Elle connaît déjà la réponse, j'en suis sûre, mais elle fait ça que pour commencer la conversation, donc c'est pas grave. Je hoche la tête. Elle poursuit :
― Tant mieux. Et qu'en penses-tu, de cet endroit ? C'est joli, pour les vacances. D'ailleurs, après on va à la plage ! D'accord?
― Oui, c'est super joli, mais j'aimerais bien voir un arc-en-ciel, tu sais. Comme la dernière fois, à Pretoria. C'était trop cool !
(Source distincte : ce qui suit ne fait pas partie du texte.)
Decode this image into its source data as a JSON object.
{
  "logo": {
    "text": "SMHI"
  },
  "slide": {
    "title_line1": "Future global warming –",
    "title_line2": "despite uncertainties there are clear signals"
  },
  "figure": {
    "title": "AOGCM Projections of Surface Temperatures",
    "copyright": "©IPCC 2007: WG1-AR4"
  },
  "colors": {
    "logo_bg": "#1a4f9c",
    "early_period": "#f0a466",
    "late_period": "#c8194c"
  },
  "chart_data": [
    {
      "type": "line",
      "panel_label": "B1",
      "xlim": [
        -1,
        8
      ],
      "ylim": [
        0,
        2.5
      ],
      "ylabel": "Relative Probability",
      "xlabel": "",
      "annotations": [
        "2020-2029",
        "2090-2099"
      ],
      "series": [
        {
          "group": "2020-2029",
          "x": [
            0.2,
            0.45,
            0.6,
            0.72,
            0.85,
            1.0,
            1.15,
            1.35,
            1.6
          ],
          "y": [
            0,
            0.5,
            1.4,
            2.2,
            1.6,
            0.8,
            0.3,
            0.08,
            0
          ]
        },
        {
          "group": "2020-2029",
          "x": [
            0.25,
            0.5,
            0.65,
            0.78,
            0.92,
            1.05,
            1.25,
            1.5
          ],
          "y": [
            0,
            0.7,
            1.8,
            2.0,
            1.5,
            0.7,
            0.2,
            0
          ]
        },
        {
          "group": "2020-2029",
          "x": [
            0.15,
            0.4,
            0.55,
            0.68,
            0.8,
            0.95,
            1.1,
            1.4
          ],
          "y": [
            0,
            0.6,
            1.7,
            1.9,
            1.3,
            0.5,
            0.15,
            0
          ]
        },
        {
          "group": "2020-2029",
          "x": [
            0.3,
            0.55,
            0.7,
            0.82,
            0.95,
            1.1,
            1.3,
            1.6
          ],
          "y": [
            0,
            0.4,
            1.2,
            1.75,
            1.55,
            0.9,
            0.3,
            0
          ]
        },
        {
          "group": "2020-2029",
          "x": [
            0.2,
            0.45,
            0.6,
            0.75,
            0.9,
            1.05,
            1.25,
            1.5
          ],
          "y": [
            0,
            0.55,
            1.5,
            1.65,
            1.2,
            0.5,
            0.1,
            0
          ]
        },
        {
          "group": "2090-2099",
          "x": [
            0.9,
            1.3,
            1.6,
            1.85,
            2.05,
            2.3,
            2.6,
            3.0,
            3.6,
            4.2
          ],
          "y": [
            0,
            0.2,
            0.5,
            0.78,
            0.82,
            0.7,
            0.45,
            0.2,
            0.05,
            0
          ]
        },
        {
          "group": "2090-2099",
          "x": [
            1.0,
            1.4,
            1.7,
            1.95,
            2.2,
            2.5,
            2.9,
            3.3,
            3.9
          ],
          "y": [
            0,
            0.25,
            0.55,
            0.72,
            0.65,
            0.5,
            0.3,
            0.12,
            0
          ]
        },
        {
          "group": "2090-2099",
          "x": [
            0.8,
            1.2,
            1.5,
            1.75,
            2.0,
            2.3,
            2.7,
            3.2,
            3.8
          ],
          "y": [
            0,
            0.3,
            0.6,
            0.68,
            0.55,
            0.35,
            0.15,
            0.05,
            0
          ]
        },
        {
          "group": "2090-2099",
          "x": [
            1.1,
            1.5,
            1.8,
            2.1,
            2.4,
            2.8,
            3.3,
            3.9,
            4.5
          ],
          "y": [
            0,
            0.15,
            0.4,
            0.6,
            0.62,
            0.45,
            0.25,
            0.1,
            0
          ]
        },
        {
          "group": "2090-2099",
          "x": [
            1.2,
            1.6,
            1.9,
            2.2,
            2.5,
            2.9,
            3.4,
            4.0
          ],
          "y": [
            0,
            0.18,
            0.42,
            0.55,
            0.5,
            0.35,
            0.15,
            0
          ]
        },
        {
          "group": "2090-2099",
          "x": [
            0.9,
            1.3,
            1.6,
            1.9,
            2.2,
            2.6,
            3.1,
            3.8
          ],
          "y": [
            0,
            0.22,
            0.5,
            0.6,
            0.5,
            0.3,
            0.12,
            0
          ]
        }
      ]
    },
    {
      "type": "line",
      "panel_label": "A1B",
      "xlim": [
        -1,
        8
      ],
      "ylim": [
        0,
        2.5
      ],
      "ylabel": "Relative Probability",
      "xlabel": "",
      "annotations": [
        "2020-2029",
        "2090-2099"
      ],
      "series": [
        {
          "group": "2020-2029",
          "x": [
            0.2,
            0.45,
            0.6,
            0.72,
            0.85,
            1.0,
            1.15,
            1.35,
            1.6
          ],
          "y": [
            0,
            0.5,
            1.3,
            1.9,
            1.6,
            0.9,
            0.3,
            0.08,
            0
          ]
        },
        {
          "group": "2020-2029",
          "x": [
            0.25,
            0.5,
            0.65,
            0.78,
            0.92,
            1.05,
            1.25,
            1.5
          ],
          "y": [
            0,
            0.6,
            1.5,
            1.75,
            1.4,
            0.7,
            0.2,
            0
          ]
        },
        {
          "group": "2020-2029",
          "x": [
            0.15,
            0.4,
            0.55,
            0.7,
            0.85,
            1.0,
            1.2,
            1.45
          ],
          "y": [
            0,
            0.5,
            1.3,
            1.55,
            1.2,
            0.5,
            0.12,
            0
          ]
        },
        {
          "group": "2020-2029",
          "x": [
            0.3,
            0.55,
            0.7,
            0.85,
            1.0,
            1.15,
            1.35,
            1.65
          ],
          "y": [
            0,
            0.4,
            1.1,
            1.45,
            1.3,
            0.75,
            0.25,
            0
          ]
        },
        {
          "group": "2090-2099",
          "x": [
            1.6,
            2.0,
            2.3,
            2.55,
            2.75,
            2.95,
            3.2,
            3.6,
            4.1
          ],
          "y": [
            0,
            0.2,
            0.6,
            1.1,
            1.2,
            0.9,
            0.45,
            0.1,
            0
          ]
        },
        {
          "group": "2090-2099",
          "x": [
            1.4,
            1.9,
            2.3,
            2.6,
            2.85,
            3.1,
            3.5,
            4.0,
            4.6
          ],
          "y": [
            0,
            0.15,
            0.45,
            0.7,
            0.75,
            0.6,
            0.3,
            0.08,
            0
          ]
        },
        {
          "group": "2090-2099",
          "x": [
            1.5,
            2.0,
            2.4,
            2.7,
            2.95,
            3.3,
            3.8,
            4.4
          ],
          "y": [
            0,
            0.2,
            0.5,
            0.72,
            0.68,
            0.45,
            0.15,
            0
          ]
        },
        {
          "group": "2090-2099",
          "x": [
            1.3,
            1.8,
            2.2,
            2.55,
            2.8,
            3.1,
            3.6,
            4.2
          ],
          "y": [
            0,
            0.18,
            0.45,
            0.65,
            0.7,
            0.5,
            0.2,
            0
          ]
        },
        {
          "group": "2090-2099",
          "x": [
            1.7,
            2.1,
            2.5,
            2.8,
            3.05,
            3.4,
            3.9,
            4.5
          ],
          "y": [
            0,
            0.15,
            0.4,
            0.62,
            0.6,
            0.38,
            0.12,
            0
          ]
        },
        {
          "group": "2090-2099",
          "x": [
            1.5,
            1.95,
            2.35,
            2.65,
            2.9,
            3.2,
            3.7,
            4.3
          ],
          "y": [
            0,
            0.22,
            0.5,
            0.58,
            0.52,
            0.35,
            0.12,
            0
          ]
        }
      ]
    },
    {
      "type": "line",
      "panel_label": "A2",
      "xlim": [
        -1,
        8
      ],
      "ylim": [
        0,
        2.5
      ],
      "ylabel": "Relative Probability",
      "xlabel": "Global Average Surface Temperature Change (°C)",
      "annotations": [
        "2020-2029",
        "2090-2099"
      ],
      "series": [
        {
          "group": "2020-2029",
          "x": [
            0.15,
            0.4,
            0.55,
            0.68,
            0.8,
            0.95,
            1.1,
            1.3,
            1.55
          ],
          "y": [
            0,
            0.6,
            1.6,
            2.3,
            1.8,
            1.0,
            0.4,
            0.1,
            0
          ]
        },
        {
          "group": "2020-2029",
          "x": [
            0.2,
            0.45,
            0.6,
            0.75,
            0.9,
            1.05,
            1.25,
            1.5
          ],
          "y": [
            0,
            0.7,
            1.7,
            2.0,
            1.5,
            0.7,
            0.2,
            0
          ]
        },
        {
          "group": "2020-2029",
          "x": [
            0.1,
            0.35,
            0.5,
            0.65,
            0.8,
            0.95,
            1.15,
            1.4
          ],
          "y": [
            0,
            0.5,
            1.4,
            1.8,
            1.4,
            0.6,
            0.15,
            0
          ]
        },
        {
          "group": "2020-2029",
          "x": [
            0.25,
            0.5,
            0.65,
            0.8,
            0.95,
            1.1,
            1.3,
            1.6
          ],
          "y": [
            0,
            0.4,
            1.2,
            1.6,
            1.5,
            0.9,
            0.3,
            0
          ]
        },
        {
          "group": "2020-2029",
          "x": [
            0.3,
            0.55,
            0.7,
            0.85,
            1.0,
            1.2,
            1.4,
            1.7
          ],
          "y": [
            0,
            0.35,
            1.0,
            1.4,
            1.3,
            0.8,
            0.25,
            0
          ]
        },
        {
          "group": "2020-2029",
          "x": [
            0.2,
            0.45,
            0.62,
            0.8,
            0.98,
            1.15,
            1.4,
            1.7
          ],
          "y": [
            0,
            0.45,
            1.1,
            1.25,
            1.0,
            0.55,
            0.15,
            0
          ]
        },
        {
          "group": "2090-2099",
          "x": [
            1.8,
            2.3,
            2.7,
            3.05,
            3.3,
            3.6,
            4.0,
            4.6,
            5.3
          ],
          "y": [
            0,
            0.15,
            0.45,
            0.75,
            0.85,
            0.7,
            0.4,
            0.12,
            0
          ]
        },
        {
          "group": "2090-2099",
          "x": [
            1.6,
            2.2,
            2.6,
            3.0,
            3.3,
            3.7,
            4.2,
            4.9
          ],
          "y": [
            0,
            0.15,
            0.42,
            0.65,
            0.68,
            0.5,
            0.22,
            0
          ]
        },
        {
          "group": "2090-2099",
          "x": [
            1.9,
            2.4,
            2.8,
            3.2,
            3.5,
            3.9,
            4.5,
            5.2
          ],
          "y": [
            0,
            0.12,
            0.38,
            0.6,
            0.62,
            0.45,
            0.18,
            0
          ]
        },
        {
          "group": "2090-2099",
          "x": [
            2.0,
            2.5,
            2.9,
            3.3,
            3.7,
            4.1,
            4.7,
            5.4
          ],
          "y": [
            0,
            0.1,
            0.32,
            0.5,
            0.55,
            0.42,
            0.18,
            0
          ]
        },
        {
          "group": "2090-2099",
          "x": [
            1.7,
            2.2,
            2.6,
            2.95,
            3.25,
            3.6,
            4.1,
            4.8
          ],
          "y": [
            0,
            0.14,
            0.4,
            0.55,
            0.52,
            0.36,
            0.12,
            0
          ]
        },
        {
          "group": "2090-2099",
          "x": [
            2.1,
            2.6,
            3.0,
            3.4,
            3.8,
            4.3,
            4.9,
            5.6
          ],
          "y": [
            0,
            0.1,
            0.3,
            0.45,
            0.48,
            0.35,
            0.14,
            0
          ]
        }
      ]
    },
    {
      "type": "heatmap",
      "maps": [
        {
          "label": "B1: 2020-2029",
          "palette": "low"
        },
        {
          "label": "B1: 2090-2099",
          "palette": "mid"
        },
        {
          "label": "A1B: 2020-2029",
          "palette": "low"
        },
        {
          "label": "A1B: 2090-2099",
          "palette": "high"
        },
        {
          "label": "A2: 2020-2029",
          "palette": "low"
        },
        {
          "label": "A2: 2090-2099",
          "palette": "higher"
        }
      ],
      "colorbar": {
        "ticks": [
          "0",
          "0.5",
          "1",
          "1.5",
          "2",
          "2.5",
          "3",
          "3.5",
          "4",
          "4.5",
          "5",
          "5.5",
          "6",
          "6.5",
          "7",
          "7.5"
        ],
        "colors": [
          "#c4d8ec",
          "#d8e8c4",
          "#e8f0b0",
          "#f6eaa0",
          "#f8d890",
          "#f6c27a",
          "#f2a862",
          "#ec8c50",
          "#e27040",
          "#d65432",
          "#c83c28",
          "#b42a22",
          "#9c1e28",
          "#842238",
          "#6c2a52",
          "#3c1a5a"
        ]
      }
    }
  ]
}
― Je sais pas s’il en aura, ma puce.
Pendant un moment, je suis un peu fâchée. Je comprends pas pourquoi les adultes pensent toujours à ce qu'on n'aura pas et détruisent tout sans raison. Dans certains livres, ils disent que ces gens-là sont "pessimistes", mais dans d'autres, ils les appellent les "réalistes". Moi, je pense qu'on devrait s'accrocher jusqu'à ce qu'on ait ce qu'on veut. Sinon, on n'a pas de raison de se battre, ni de volonté pour avancer. Bien sûr, je ne le dis pas à ma mère, elle dirait que je suis trop petite pour penser comme ça, et je veux pas être fâchée encore plus ou la mettre en colère. Donc je me tais. Ensuite, elle débarrasse silencieusement mon assiette. Je souris un peu, elle aussi. Elle me dit d'aller préparer mes affaires pour aller se baigner, et de me dépêcher un peu parce qu'autrement, le temps nous manquera. Je ne comprends pas vraiment comment le temps peut nous "manquer", mais je fais vite comme elle me l'a demandé.
J'ai juste le temps de regarder un peu par la fenêtre. Mon sourire s'agrandit quand je remarque un grand arc-en-ciel, un peu plus loin, qui semble me faire un clin d'œil.